Les 43 études qui n’ont trouvé aucun lien sont dites de haute qualité: elles s’appuient sur un total de 5,6 millions de personnes dans 7 pays, elles ont toutes été révisées par d’autres experts et s’appuient sur des méthodologies rigoureuses.
Un autre détail ressort aussi des études de David et Mark Geier: le thimérosal. À l’origine, ce composé contenant du mercure, qui servait d’agent de conservation dans les vaccins, avait été une cible fréquente des opposants aux vaccins. Il a été largement retiré il y a presque trois décennies, ce qui n’a pas empêché les Geier de continuer d’écrire à son sujet.

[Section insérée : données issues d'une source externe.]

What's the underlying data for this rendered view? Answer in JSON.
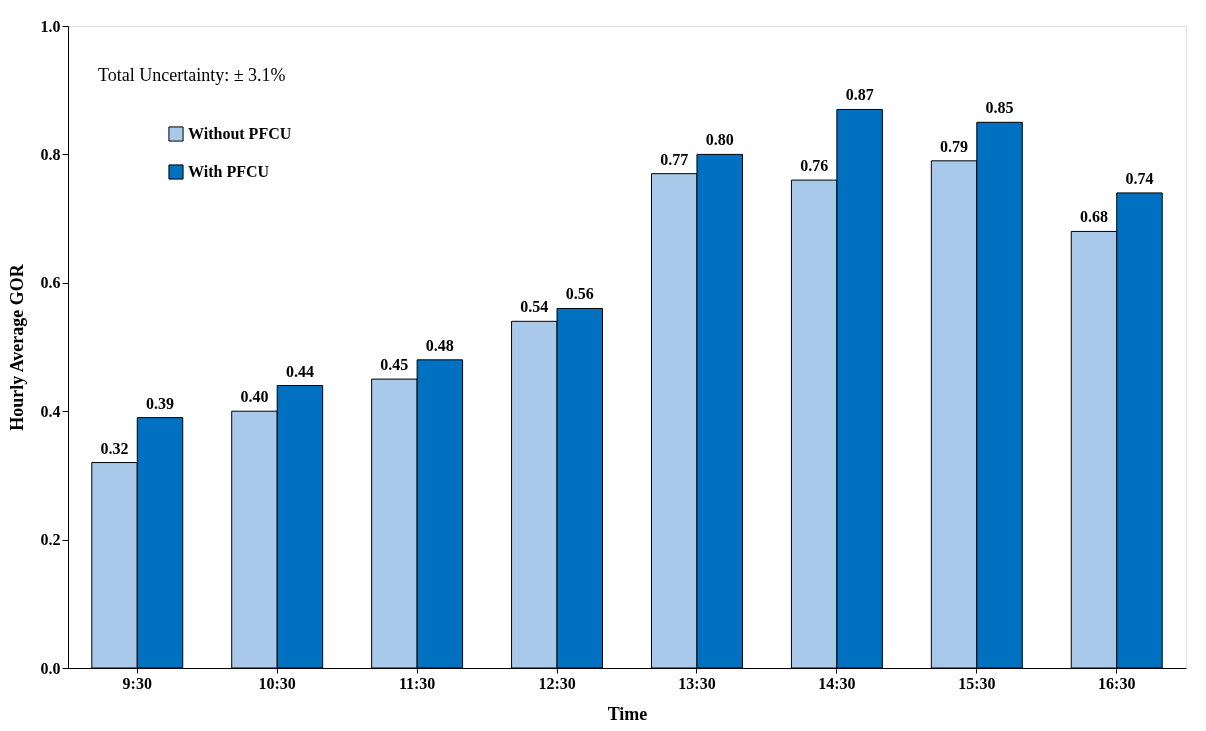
{
  "chart_data": {
    "type": "bar",
    "xlabel": "Time",
    "ylabel": "Hourly Average GOR",
    "categories": [
      "9:30",
      "10:30",
      "11:30",
      "12:30",
      "13:30",
      "14:30",
      "15:30",
      "16:30"
    ],
    "series": [
      {
        "name": "Without PFCU",
        "color": "#a9c9ea",
        "values": [
          0.32,
          0.4,
          0.45,
          0.54,
          0.77,
          0.76,
          0.79,
          0.68
        ],
        "value_labels": [
          "0.32",
          "0.40",
          "0.45",
          "0.54",
          "0.77",
          "0.76",
          "0.79",
          "0.68"
        ]
      },
      {
        "name": "With PFCU",
        "color": "#0070c0",
        "values": [
          0.39,
          0.44,
          0.48,
          0.56,
          0.8,
          0.87,
          0.85,
          0.74
        ],
        "value_labels": [
          "0.39",
          "0.44",
          "0.48",
          "0.56",
          "0.80",
          "0.87",
          "0.85",
          "0.74"
        ]
      }
    ],
    "ylim": [
      0,
      1
    ],
    "yticks": [
      {
        "value": 0,
        "label": "0.0"
      },
      {
        "value": 0.2,
        "label": "0.2"
      },
      {
        "value": 0.4,
        "label": "0.4"
      },
      {
        "value": 0.6,
        "label": "0.6"
      },
      {
        "value": 0.8,
        "label": "0.8"
      },
      {
        "value": 1,
        "label": "1.0"
      }
    ],
    "annotations": [
      "Total Uncertainty: ± 3.1%"
    ],
    "grid": false,
    "legend": "top left"
  }
}
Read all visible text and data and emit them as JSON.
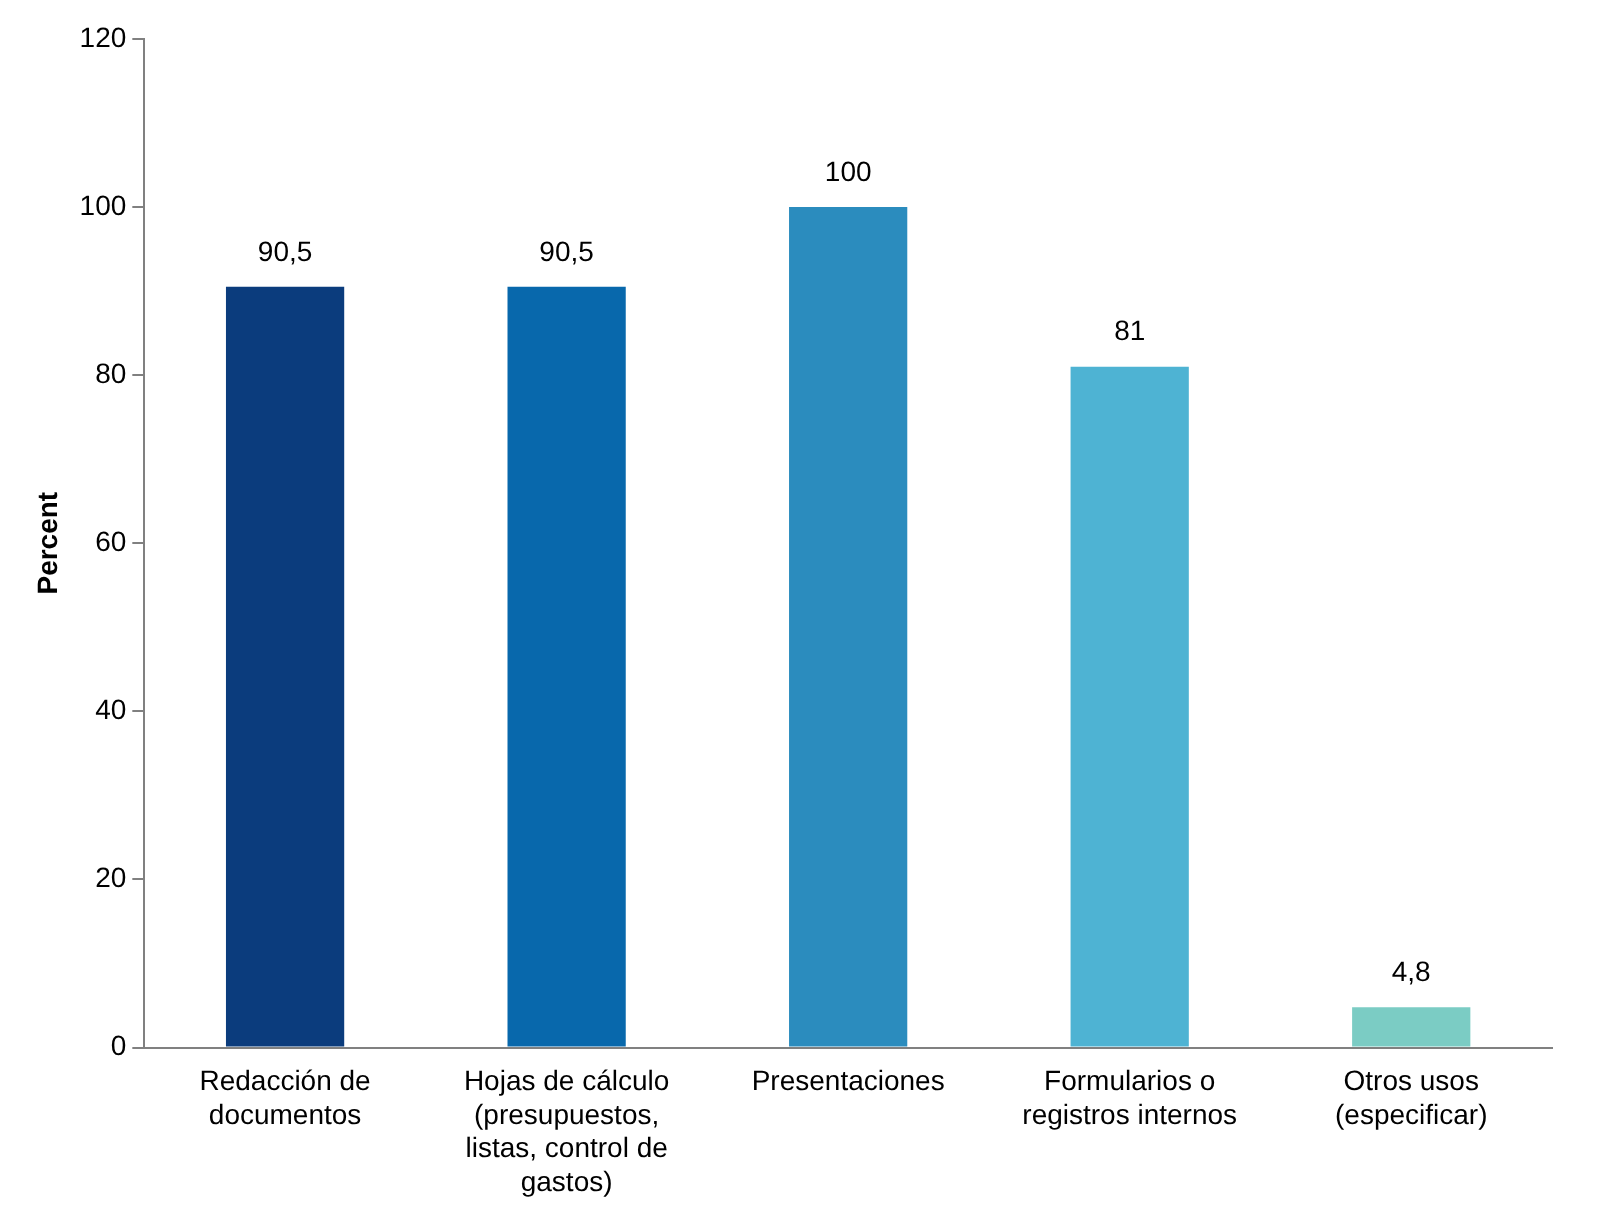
{
  "chart_data": {
    "type": "bar",
    "ylabel": "Percent",
    "categories": [
      "Redacción de documentos",
      "Hojas de cálculo (presupuestos, listas, control de gastos)",
      "Presentaciones",
      "Formularios o registros internos",
      "Otros usos (especificar)"
    ],
    "values": [
      90.5,
      90.5,
      100,
      81,
      4.8
    ],
    "value_labels": [
      "90,5",
      "90,5",
      "100",
      "81",
      "4,8"
    ],
    "colors": [
      "#0b3c7d",
      "#0868ac",
      "#2b8cbe",
      "#4eb3d3",
      "#7bccc4"
    ],
    "ylim": [
      0,
      120
    ],
    "yticks": [
      0,
      20,
      40,
      60,
      80,
      100,
      120
    ],
    "grid": false,
    "legend": false
  }
}
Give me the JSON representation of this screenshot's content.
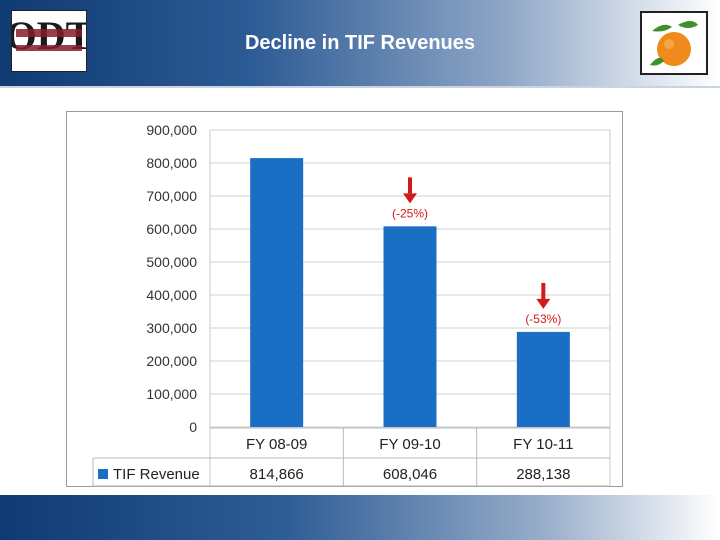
{
  "header": {
    "title": "Decline in TIF Revenues"
  },
  "logos": {
    "left": "ODT logo",
    "right": "orange logo"
  },
  "annotations": [
    {
      "label": "(-25%)",
      "category": "FY 09-10",
      "color": "#d21a1a"
    },
    {
      "label": "(-53%)",
      "category": "FY 10-11",
      "color": "#d21a1a"
    }
  ],
  "chart_data": {
    "type": "bar",
    "title": "",
    "categories": [
      "FY 08-09",
      "FY 09-10",
      "FY 10-11"
    ],
    "series": [
      {
        "name": "TIF Revenue",
        "values": [
          814866,
          608046,
          288138
        ],
        "color": "#1a6fc4"
      }
    ],
    "table_values": [
      "814,866",
      "608,046",
      "288,138"
    ],
    "y_ticks": [
      "0",
      "100,000",
      "200,000",
      "300,000",
      "400,000",
      "500,000",
      "600,000",
      "700,000",
      "800,000",
      "900,000"
    ],
    "ylim": [
      0,
      900000
    ],
    "grid": true,
    "legend": "data-table-left"
  }
}
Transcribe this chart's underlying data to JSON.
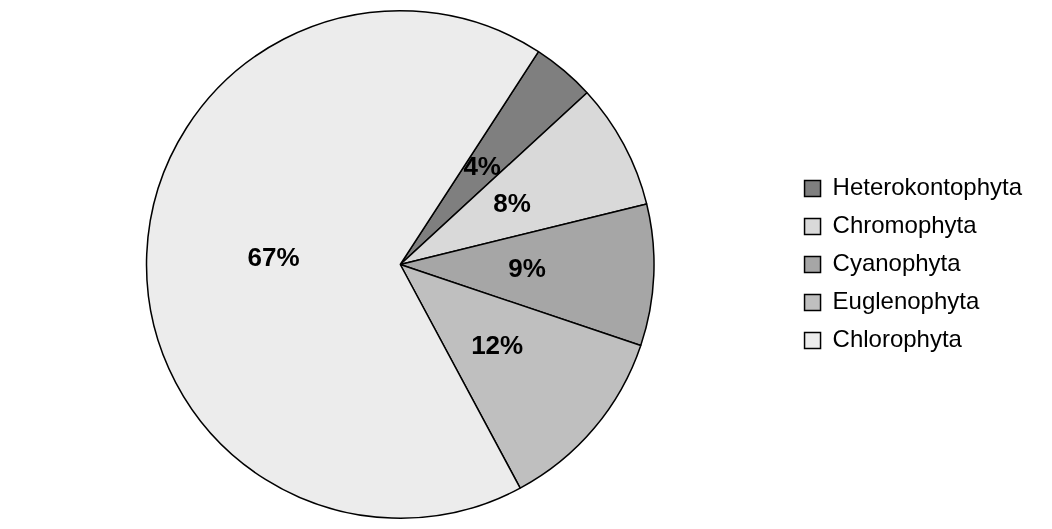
{
  "chart_data": {
    "type": "pie",
    "categories": [
      "Heterokontophyta",
      "Chromophyta",
      "Cyanophyta",
      "Euglenophyta",
      "Chlorophyta"
    ],
    "values": [
      4,
      8,
      9,
      12,
      67
    ],
    "colors": [
      "#7f7f7f",
      "#d9d9d9",
      "#a6a6a6",
      "#bfbfbf",
      "#ececec"
    ],
    "value_labels": [
      "4%",
      "8%",
      "9%",
      "12%",
      "67%"
    ],
    "legend": "right"
  }
}
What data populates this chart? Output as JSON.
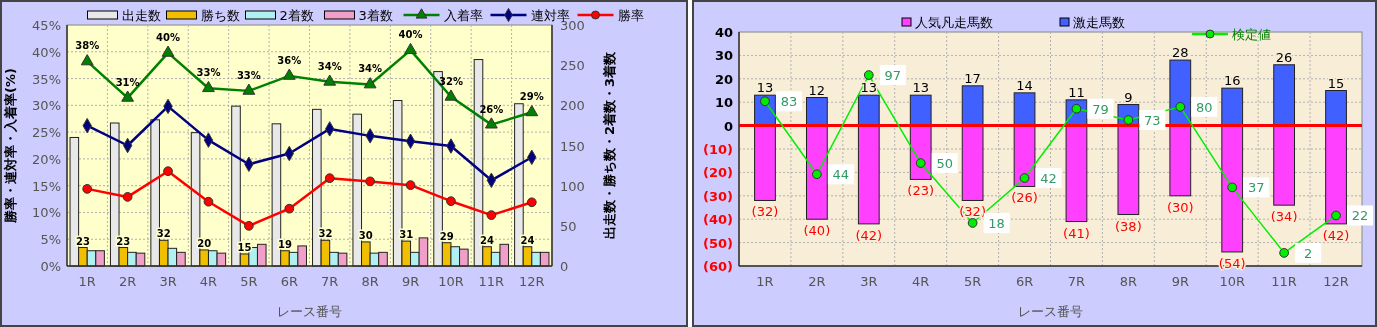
{
  "chart_data": [
    {
      "type": "bar",
      "xlabel": "レース番号",
      "ylabel": "勝率・連対率・入着率(%)",
      "y2label": "出走数・勝ち数・2着数・3着数",
      "categories": [
        "1R",
        "2R",
        "3R",
        "4R",
        "5R",
        "6R",
        "7R",
        "8R",
        "9R",
        "10R",
        "11R",
        "12R"
      ],
      "series": [
        {
          "name": "出走数",
          "axis": "y2",
          "color": "#e8e8e8",
          "values": [
            160,
            178,
            182,
            166,
            199,
            177,
            195,
            189,
            206,
            242,
            257,
            202
          ]
        },
        {
          "name": "勝ち数",
          "axis": "y2",
          "color": "#f0c000",
          "data_labels": true,
          "values": [
            23,
            23,
            32,
            20,
            15,
            19,
            32,
            30,
            31,
            29,
            24,
            24
          ]
        },
        {
          "name": "2着数",
          "axis": "y2",
          "color": "#b0f0f0",
          "values": [
            19,
            17,
            22,
            19,
            23,
            17,
            17,
            16,
            17,
            24,
            17,
            17
          ]
        },
        {
          "name": "3着数",
          "axis": "y2",
          "color": "#f0a0c8",
          "values": [
            19,
            16,
            17,
            16,
            27,
            25,
            16,
            17,
            35,
            21,
            27,
            17
          ]
        },
        {
          "name": "入着率",
          "type": "line",
          "color": "#008000",
          "marker": "triangle",
          "values": [
            38.2,
            31.4,
            39.8,
            33.2,
            32.7,
            35.5,
            34.4,
            33.9,
            40.3,
            31.6,
            26.4,
            28.7
          ],
          "value_labels": [
            "38%",
            "31%",
            "40%",
            "33%",
            "33%",
            "36%",
            "34%",
            "34%",
            "40%",
            "32%",
            "26%",
            "29%"
          ]
        },
        {
          "name": "連対率",
          "type": "line",
          "color": "#000080",
          "marker": "diamond",
          "values": [
            26.2,
            22.5,
            29.8,
            23.5,
            19.0,
            21.0,
            25.6,
            24.3,
            23.3,
            22.4,
            16.0,
            20.3
          ]
        },
        {
          "name": "勝率",
          "type": "line",
          "color": "#ff0000",
          "marker": "circle",
          "values": [
            14.4,
            12.9,
            17.7,
            12.0,
            7.5,
            10.7,
            16.4,
            15.8,
            15.1,
            12.1,
            9.5,
            11.9
          ]
        }
      ],
      "ylim": [
        0,
        45
      ],
      "yticks": [
        {
          "value": 0,
          "label": "0%"
        },
        {
          "value": 5,
          "label": "5%"
        },
        {
          "value": 10,
          "label": "10%"
        },
        {
          "value": 15,
          "label": "15%"
        },
        {
          "value": 20,
          "label": "20%"
        },
        {
          "value": 25,
          "label": "25%"
        },
        {
          "value": 30,
          "label": "30%"
        },
        {
          "value": 35,
          "label": "35%"
        },
        {
          "value": 40,
          "label": "40%"
        },
        {
          "value": 45,
          "label": "45%"
        }
      ],
      "y2lim": [
        0,
        300
      ],
      "y2ticks": [
        0,
        50,
        100,
        150,
        200,
        250,
        300
      ],
      "grid": true,
      "legend": "top"
    },
    {
      "type": "bar",
      "stacked": true,
      "xlabel": "レース番号",
      "categories": [
        "1R",
        "2R",
        "3R",
        "4R",
        "5R",
        "6R",
        "7R",
        "8R",
        "9R",
        "10R",
        "11R",
        "12R"
      ],
      "series": [
        {
          "name": "人気凡走馬数",
          "color": "#ff40ff",
          "values": [
            -32,
            -40,
            -42,
            -23,
            -32,
            -26,
            -41,
            -38,
            -30,
            -54,
            -34,
            -42
          ],
          "value_labels": [
            "(32)",
            "(40)",
            "(42)",
            "(23)",
            "(32)",
            "(26)",
            "(41)",
            "(38)",
            "(30)",
            "(54)",
            "(34)",
            "(42)"
          ]
        },
        {
          "name": "激走馬数",
          "color": "#4060ff",
          "data_labels": true,
          "values": [
            13,
            12,
            13,
            13,
            17,
            14,
            11,
            9,
            28,
            16,
            26,
            15
          ]
        },
        {
          "name": "検定値",
          "type": "line",
          "axis": "y2",
          "color": "#00ee00",
          "marker": "circle",
          "data_labels": true,
          "values": [
            83,
            44,
            97,
            50,
            18,
            42,
            79,
            73,
            80,
            37,
            2,
            22
          ]
        }
      ],
      "ylim": [
        -60,
        40
      ],
      "yticks": [
        {
          "value": -60,
          "label": "(60)"
        },
        {
          "value": -50,
          "label": "(50)"
        },
        {
          "value": -40,
          "label": "(40)"
        },
        {
          "value": -30,
          "label": "(30)"
        },
        {
          "value": -20,
          "label": "(20)"
        },
        {
          "value": -10,
          "label": "(10)"
        },
        0,
        10,
        20,
        30,
        40
      ],
      "y2lim": [
        -5,
        120
      ],
      "ref_lines": [
        {
          "axis": "y",
          "value": 0,
          "color": "#ff0000"
        }
      ],
      "grid": true,
      "legend": "top"
    }
  ]
}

Par exemple, dans une étude parue en 2017, ils prétendaient démontrer un risque plus élevé d’autisme chez les enfants qui, selon le titre de leur étude, avaient reçu « les vaccins contre l’hépatite B contenant du thimérosal ». La chercheuse en santé publique Jessica Steier identifiait plus tôt ce mois-ci quatre problèmes derrière ce texte de 2017 :
- En dépit de ce qu’annonce le titre, l’étude ne portait que sur les « diagnostics d’autisme atypique », un diagnostic qui n’est attribué qu’aux gens dont les symptômes ne correspondent pas pleinement à la définition d’autisme.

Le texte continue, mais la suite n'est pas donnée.